Вскоре речная флотилия казаков с их почетными соседями причалила к бжедугскому берегу, а потом вся представительная группа прибывших двинулась к месту церемониальной встречи. На всем пути ее сопровождала музыка из серебряных и медных зурн, сопелок и трещоток.

Впереди в такт мелодиям выделывали грациозные плясовые движения три стройных молодых джигита. На лицах черкесских узденей и простолюдинов прочитывались добрые чувства к черноморцам. Среди бжедутской и хату- кайской знати выделялись князья Аслан — Гирей, Айтек и Баток Гаджиевы, мурза Давлет — Гирей, дворяне Заромк, Догуз Шеретлок и другие. По обычаю предков, они встретили Батыр — Гирея и высокого черноморского гостя поясным поклоном и прижатием правой руки к груди в области сердца. За их приветствием последовала речь Батыр- Гирея, а затем и слово Головатого. Развернув перед собой гербовый лист бумаги, войсковой судья приступил к зачтению текста документа и разъяснению его основных положений.
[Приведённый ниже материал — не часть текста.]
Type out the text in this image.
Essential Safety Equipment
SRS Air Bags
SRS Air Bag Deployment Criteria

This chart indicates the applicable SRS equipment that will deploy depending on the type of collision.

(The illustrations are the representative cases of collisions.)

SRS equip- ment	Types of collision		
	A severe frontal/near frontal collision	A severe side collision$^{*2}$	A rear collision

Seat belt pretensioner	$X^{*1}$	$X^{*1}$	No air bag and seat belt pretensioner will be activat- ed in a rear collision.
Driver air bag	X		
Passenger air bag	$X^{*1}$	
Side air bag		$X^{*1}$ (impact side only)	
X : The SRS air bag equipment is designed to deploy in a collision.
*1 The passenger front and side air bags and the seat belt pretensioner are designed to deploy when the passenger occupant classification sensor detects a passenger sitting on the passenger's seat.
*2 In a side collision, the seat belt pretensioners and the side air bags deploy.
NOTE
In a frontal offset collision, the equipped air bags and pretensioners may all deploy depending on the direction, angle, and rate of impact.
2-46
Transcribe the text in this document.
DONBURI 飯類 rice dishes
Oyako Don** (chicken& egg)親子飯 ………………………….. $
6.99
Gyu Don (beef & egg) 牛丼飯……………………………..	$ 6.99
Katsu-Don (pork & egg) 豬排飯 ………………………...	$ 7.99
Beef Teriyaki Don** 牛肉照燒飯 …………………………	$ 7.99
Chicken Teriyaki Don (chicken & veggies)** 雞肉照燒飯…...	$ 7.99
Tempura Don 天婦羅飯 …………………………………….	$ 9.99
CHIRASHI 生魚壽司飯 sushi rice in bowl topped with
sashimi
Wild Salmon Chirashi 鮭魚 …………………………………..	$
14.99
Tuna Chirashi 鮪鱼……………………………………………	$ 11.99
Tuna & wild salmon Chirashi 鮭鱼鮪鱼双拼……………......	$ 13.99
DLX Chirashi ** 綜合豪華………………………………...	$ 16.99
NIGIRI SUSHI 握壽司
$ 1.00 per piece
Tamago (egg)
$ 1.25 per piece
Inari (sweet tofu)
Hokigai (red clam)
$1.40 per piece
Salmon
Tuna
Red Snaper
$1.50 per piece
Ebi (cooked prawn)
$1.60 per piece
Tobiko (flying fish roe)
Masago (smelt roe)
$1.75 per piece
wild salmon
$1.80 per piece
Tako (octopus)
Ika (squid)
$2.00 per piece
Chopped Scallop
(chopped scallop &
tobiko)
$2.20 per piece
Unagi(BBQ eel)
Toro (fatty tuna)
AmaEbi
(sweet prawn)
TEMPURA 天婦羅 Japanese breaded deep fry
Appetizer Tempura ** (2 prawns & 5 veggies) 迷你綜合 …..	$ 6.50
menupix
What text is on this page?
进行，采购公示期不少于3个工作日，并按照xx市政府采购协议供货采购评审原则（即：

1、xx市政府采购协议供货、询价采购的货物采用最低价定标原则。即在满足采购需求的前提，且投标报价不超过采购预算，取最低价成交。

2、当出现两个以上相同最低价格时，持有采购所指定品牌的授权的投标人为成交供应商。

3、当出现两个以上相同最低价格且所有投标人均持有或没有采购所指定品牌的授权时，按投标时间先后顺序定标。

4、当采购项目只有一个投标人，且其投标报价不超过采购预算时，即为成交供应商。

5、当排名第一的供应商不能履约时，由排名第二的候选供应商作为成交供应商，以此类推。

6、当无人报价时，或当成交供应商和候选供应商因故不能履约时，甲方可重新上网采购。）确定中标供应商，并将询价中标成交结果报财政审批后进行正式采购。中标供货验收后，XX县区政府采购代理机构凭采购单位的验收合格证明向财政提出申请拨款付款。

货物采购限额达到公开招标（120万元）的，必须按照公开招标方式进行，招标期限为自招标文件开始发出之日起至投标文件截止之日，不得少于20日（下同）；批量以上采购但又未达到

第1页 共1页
— Резолюция матушки — царицы и светлейшего князя Платона Зубова, — громко комментировал он, — состоит в том, что они готовы оказать все возможные милости хатукайскому и бжедугскому народам и их дворянству, если они будут дружественно, по — добрососедски относиться к черноморским казакам и всему русскому государству, не делать никаких набегов, удерживать от этого другие черкесские племена, сохранять на границе спокойствие и тишину.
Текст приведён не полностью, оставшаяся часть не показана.